The director of the Warhol Museum, Thomas Sokolowski, said that, in view of the success of the previous show in Russia, he had already been planning another exhibition to tour Russia when Alcoa offered to provide a “seven-figure” subvention that includes a fee for the museum.
“Andy Warhol: artist of modern life” begins its 10-month Russian tour at the Tretyakov in Moscow (13 September-13 November) where the museum will mount a companion show on Russian Pop Art. The exhibition then travels to the State Russian Museum in St Petersburg in December and concludes its tour at the Samara Art Museum in spring 2006.

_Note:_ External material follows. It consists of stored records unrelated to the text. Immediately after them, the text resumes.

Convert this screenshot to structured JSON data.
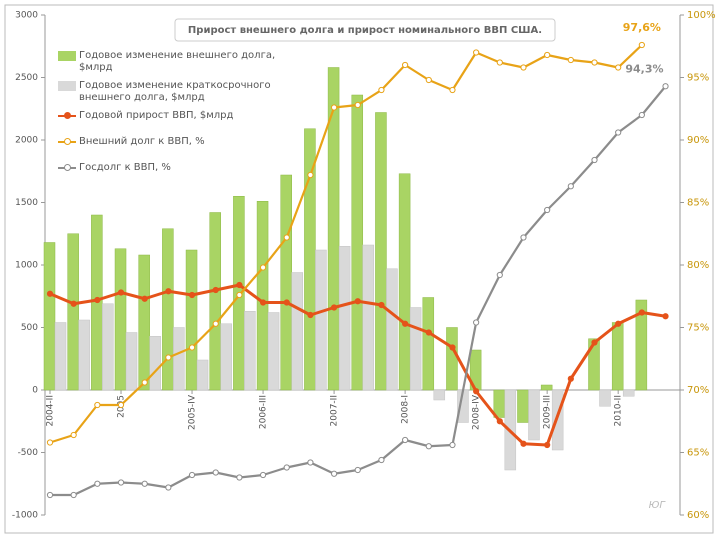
{
  "chart_data": {
    "type": "bar",
    "title": "Прирост внешнего долга  и прирост номинального ВВП США.",
    "categories": [
      "2004-II",
      null,
      null,
      "2005",
      null,
      null,
      "2005-IV",
      null,
      null,
      "2006-III",
      null,
      null,
      "2007-II",
      null,
      null,
      "2008-I",
      null,
      null,
      "2008-IV",
      null,
      null,
      "2009-III",
      null,
      null,
      "2010-II",
      null,
      null
    ],
    "ylim": [
      -1000,
      3000
    ],
    "yticks": [
      -1000,
      -500,
      0,
      500,
      1000,
      1500,
      2000,
      2500,
      3000
    ],
    "y2lim": [
      60,
      100
    ],
    "y2ticks": [
      {
        "value": 60,
        "label": "60%"
      },
      {
        "value": 65,
        "label": "65%"
      },
      {
        "value": 70,
        "label": "70%"
      },
      {
        "value": 75,
        "label": "75%"
      },
      {
        "value": 80,
        "label": "80%"
      },
      {
        "value": 85,
        "label": "85%"
      },
      {
        "value": 90,
        "label": "90%"
      },
      {
        "value": 95,
        "label": "95%"
      },
      {
        "value": 100,
        "label": "100%"
      }
    ],
    "series": [
      {
        "name": "Годовое изменение  внешнего долга, $млрд",
        "type": "bar",
        "color": "#a9d464",
        "values": [
          1180,
          1250,
          1400,
          1130,
          1080,
          1290,
          1120,
          1420,
          1550,
          1510,
          1720,
          2090,
          2580,
          2360,
          2220,
          1730,
          740,
          500,
          320,
          -220,
          -260,
          40,
          0,
          410,
          540,
          720,
          null
        ]
      },
      {
        "name": "Годовое изменение  краткосрочного внешнего долга, $млрд",
        "type": "bar",
        "color": "#d9d9d9",
        "values": [
          540,
          560,
          690,
          460,
          430,
          500,
          240,
          530,
          630,
          620,
          940,
          1120,
          1150,
          1160,
          970,
          660,
          -80,
          -260,
          0,
          -640,
          -400,
          -480,
          0,
          -130,
          -50,
          0,
          null
        ]
      },
      {
        "name": "Годовой прирост  ВВП, $млрд",
        "type": "line",
        "color": "#e5531a",
        "values": [
          770,
          690,
          720,
          780,
          730,
          790,
          760,
          800,
          840,
          700,
          700,
          600,
          660,
          710,
          680,
          530,
          460,
          340,
          -10,
          -250,
          -430,
          -440,
          90,
          380,
          530,
          620,
          590
        ]
      },
      {
        "name": "Внешний долг к ВВП, %",
        "type": "line",
        "axis": "y2",
        "color": "#e8a317",
        "values": [
          65.8,
          66.4,
          68.8,
          68.8,
          70.6,
          72.6,
          73.4,
          75.3,
          77.6,
          79.8,
          82.2,
          87.2,
          92.6,
          92.8,
          94,
          96,
          94.8,
          94,
          97,
          96.2,
          95.8,
          96.8,
          96.4,
          96.2,
          95.8,
          97.6,
          null
        ],
        "value_labels": [
          null,
          null,
          null,
          null,
          null,
          null,
          null,
          null,
          null,
          null,
          null,
          null,
          null,
          null,
          null,
          null,
          null,
          null,
          null,
          null,
          null,
          null,
          null,
          null,
          null,
          "97,6%",
          null
        ]
      },
      {
        "name": "Госдолг к ВВП, %",
        "type": "line",
        "axis": "y2",
        "color": "#8c8c8c",
        "values": [
          61.6,
          61.6,
          62.5,
          62.6,
          62.5,
          62.2,
          63.2,
          63.4,
          63,
          63.2,
          63.8,
          64.2,
          63.3,
          63.6,
          64.4,
          66,
          65.5,
          65.6,
          75.4,
          79.2,
          82.2,
          84.4,
          86.3,
          88.4,
          90.6,
          92,
          94.3
        ],
        "value_labels": [
          null,
          null,
          null,
          null,
          null,
          null,
          null,
          null,
          null,
          null,
          null,
          null,
          null,
          null,
          null,
          null,
          null,
          null,
          null,
          null,
          null,
          null,
          null,
          null,
          null,
          null,
          "94,3%"
        ]
      }
    ],
    "watermark": "ЮГ"
  }
}
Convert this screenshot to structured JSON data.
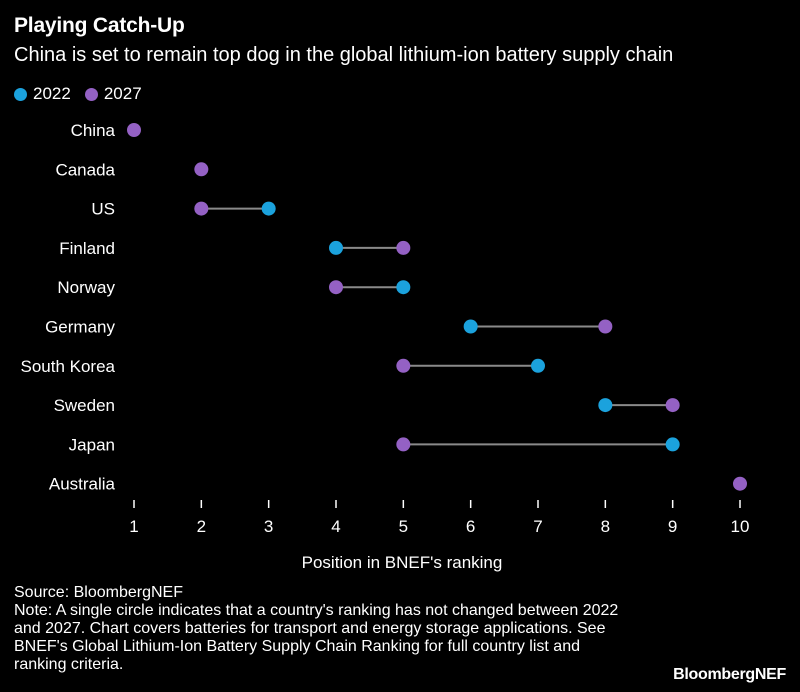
{
  "chart_data": {
    "type": "dumbbell",
    "title": "Playing Catch-Up",
    "subtitle": "China is set to remain top dog in the global lithium-ion battery supply chain",
    "xlabel": "Position in BNEF's ranking",
    "xlim": [
      1,
      10
    ],
    "xticks": [
      1,
      2,
      3,
      4,
      5,
      6,
      7,
      8,
      9,
      10
    ],
    "series": [
      {
        "name": "2022",
        "color": "#1ba2dd"
      },
      {
        "name": "2027",
        "color": "#9461c4"
      }
    ],
    "categories": [
      "China",
      "Canada",
      "US",
      "Finland",
      "Norway",
      "Germany",
      "South Korea",
      "Sweden",
      "Japan",
      "Australia"
    ],
    "points": [
      {
        "country": "China",
        "y2022": 1,
        "y2027": 1
      },
      {
        "country": "Canada",
        "y2022": 2,
        "y2027": 2
      },
      {
        "country": "US",
        "y2022": 3,
        "y2027": 2
      },
      {
        "country": "Finland",
        "y2022": 4,
        "y2027": 5
      },
      {
        "country": "Norway",
        "y2022": 5,
        "y2027": 4
      },
      {
        "country": "Germany",
        "y2022": 6,
        "y2027": 8
      },
      {
        "country": "South Korea",
        "y2022": 7,
        "y2027": 5
      },
      {
        "country": "Sweden",
        "y2022": 8,
        "y2027": 9
      },
      {
        "country": "Japan",
        "y2022": 9,
        "y2027": 5
      },
      {
        "country": "Australia",
        "y2022": 10,
        "y2027": 10
      }
    ]
  },
  "footer": {
    "source": "Source: BloombergNEF",
    "note": "Note: A single circle indicates that a country's ranking has not changed between 2022 and 2027. Chart covers batteries for transport and energy storage applications. See BNEF's Global Lithium-Ion Battery Supply Chain Ranking for full country list and ranking criteria.",
    "brand": "BloombergNEF"
  }
}
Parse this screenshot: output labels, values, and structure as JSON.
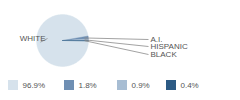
{
  "chart_data": {
    "type": "pie",
    "categories": [
      "WHITE",
      "A.I.",
      "HISPANIC",
      "BLACK"
    ],
    "values": [
      96.9,
      1.8,
      0.9,
      0.4
    ],
    "value_labels": [
      "96.9%",
      "1.8%",
      "0.9%",
      "0.4%"
    ],
    "colors": [
      "#d6e2ec",
      "#6f8fb3",
      "#a7bdd3",
      "#2c5a84"
    ],
    "legend": "bottom"
  }
}
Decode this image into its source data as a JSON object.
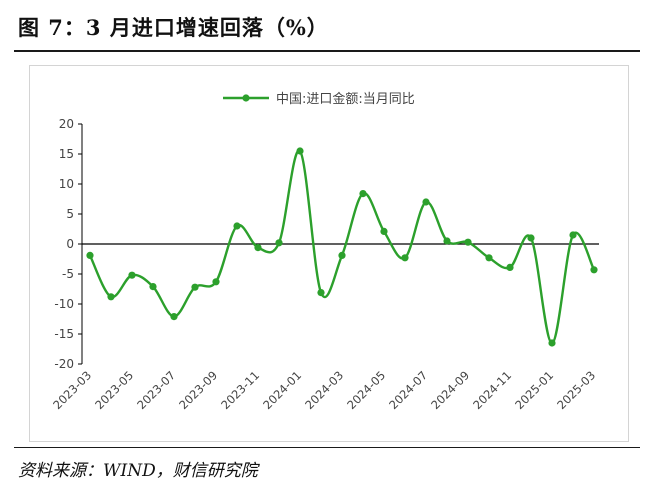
{
  "figure": {
    "title": "图 7：3 月进口增速回落（%）",
    "source": "资料来源：WIND，财信研究院"
  },
  "colors": {
    "series": "#2ca02c",
    "axis": "#000000",
    "text": "#444444",
    "frame": "#d4d4d4"
  },
  "chart_data": {
    "type": "line",
    "title": "",
    "xlabel": "",
    "ylabel": "",
    "ylim": [
      -20,
      20
    ],
    "yticks": [
      20,
      15,
      10,
      5,
      0,
      -5,
      -10,
      -15,
      -20
    ],
    "grid": false,
    "legend": "top-center",
    "x": [
      "2023-03",
      "2023-04",
      "2023-05",
      "2023-06",
      "2023-07",
      "2023-08",
      "2023-09",
      "2023-10",
      "2023-11",
      "2023-12",
      "2024-01",
      "2024-02",
      "2024-03",
      "2024-04",
      "2024-05",
      "2024-06",
      "2024-07",
      "2024-08",
      "2024-09",
      "2024-10",
      "2024-11",
      "2024-12",
      "2025-01",
      "2025-02",
      "2025-03"
    ],
    "xtick_labels": [
      "2023-03",
      "2023-05",
      "2023-07",
      "2023-09",
      "2023-11",
      "2024-01",
      "2024-03",
      "2024-05",
      "2024-07",
      "2024-09",
      "2024-11",
      "2025-01",
      "2025-03"
    ],
    "series": [
      {
        "name": "中国:进口金额:当月同比",
        "values": [
          -1.9,
          -8.8,
          -5.2,
          -7.1,
          -12.1,
          -7.2,
          -6.3,
          3.0,
          -0.6,
          0.2,
          15.5,
          -8.1,
          -1.9,
          8.4,
          2.1,
          -2.3,
          7.0,
          0.5,
          0.3,
          -2.3,
          -3.9,
          1.0,
          -16.5,
          1.5,
          -4.3
        ]
      }
    ]
  }
}
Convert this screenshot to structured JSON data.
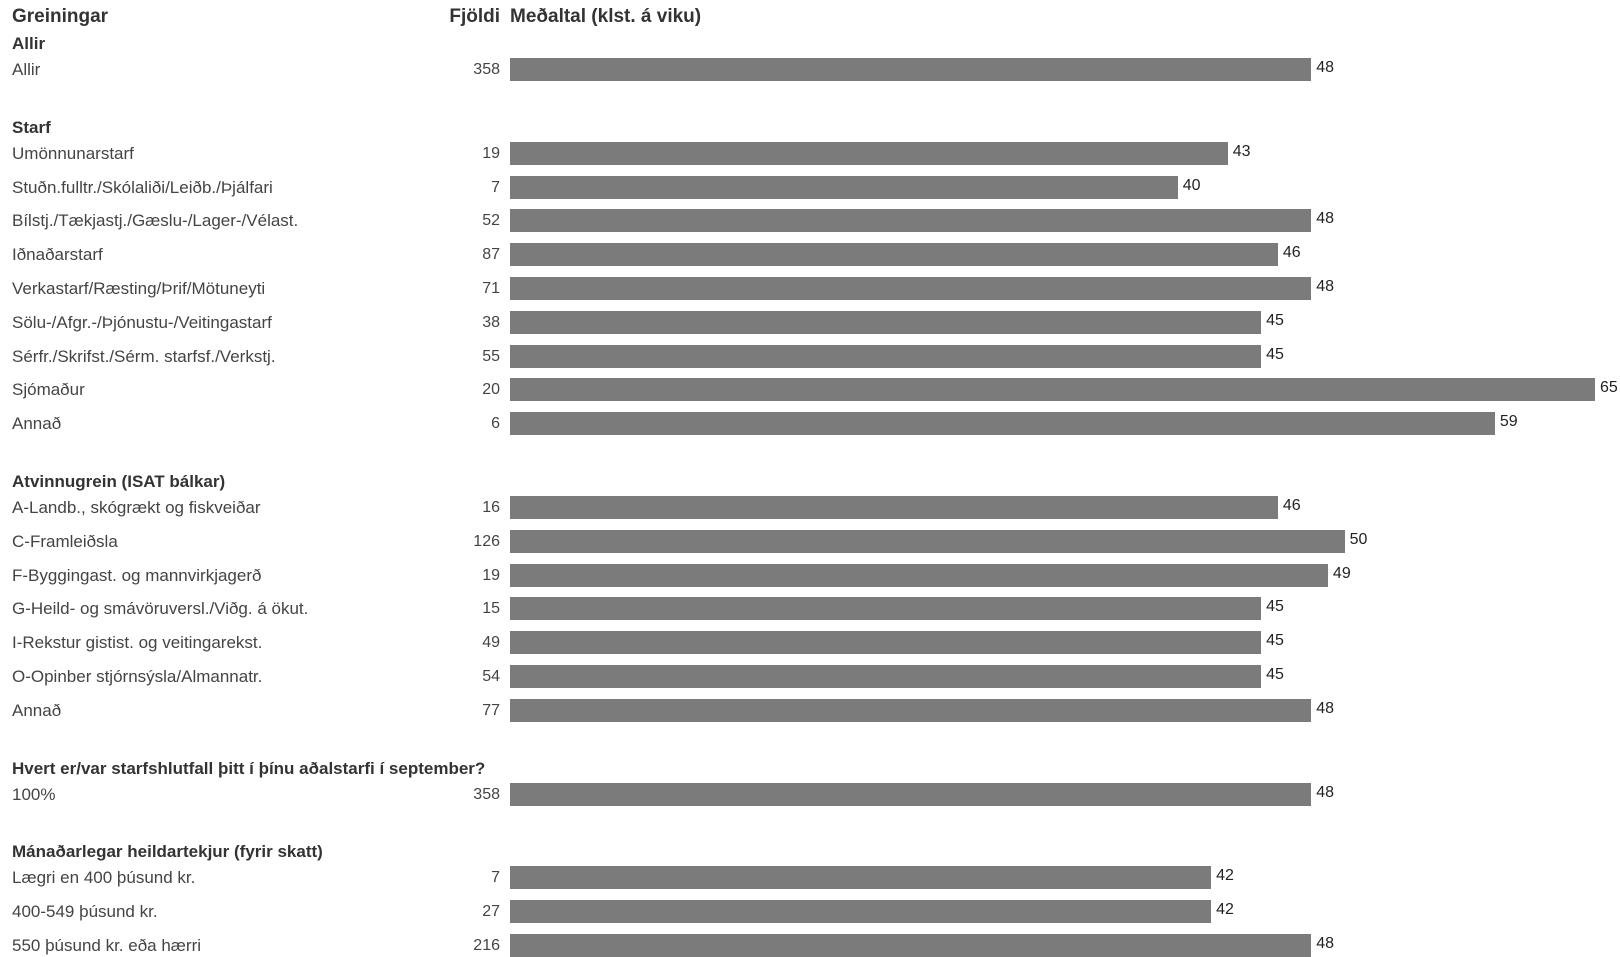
{
  "header": {
    "label_col": "Greiningar",
    "count_col": "Fjöldi",
    "value_col": "Meðaltal (klst. á viku)"
  },
  "chart_data": {
    "type": "bar",
    "orientation": "horizontal",
    "value_axis_max": 65,
    "groups": [
      {
        "title": "Allir",
        "rows": [
          {
            "label": "Allir",
            "count": 358,
            "value": 48
          }
        ]
      },
      {
        "title": "Starf",
        "rows": [
          {
            "label": "Umönnunarstarf",
            "count": 19,
            "value": 43
          },
          {
            "label": "Stuðn.fulltr./Skólaliði/Leiðb./Þjálfari",
            "count": 7,
            "value": 40
          },
          {
            "label": "Bílstj./Tækjastj./Gæslu-/Lager-/Vélast.",
            "count": 52,
            "value": 48
          },
          {
            "label": "Iðnaðarstarf",
            "count": 87,
            "value": 46
          },
          {
            "label": "Verkastarf/Ræsting/Þrif/Mötuneyti",
            "count": 71,
            "value": 48
          },
          {
            "label": "Sölu-/Afgr.-/Þjónustu-/Veitingastarf",
            "count": 38,
            "value": 45
          },
          {
            "label": "Sérfr./Skrifst./Sérm. starfsf./Verkstj.",
            "count": 55,
            "value": 45
          },
          {
            "label": "Sjómaður",
            "count": 20,
            "value": 65
          },
          {
            "label": "Annað",
            "count": 6,
            "value": 59
          }
        ]
      },
      {
        "title": "Atvinnugrein (ISAT bálkar)",
        "rows": [
          {
            "label": "A-Landb., skógrækt og fiskveiðar",
            "count": 16,
            "value": 46
          },
          {
            "label": "C-Framleiðsla",
            "count": 126,
            "value": 50
          },
          {
            "label": "F-Byggingast. og mannvirkjagerð",
            "count": 19,
            "value": 49
          },
          {
            "label": "G-Heild- og smávöruversl./Viðg. á ökut.",
            "count": 15,
            "value": 45
          },
          {
            "label": "I-Rekstur gistist. og veitingarekst.",
            "count": 49,
            "value": 45
          },
          {
            "label": "O-Opinber stjórnsýsla/Almannatr.",
            "count": 54,
            "value": 45
          },
          {
            "label": "Annað",
            "count": 77,
            "value": 48
          }
        ]
      },
      {
        "title": "Hvert er/var starfshlutfall þitt í þínu aðalstarfi í september?",
        "rows": [
          {
            "label": "100%",
            "count": 358,
            "value": 48
          }
        ]
      },
      {
        "title": "Mánaðarlegar heildartekjur (fyrir skatt)",
        "rows": [
          {
            "label": "Lægri en 400 þúsund kr.",
            "count": 7,
            "value": 42
          },
          {
            "label": "400-549 þúsund kr.",
            "count": 27,
            "value": 42
          },
          {
            "label": "550 þúsund kr. eða hærri",
            "count": 216,
            "value": 48
          }
        ]
      }
    ]
  },
  "colors": {
    "bar": "#7b7b7b"
  }
}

The Warhol Museum will publish Russian-language catalogues, organise lectures, and an on-line curriculum that can be used as templates for future cultural projects in Russia. There will also be a personnel exchange as part of which Russian teachers will travel to Pittsburgh and vice versa.
Alcoa Corporation is also donating funds to the Tretyakov for the renovation of its Modern art galleries, and the Alcoa Foundation is providing grants to the Samara Art Museum and the State Russian Museum. “We have a proud tradition of supporting Russian art”, says Alcoa chairman and ceo Alain Belda, noting that the Alcoa Foundation is also sponsoring “Russia!” which opens this month at the Guggenheim Museum in New York (16 September-11 January 2006). He says his company has been “part of the landscape” in Russia since the formation of Alcoa Russia in 1993.
The company maintains an office in Moscow and now has 13,000 employees in its new Russian plants, about 10% of Alcoa’s workforce worldwide.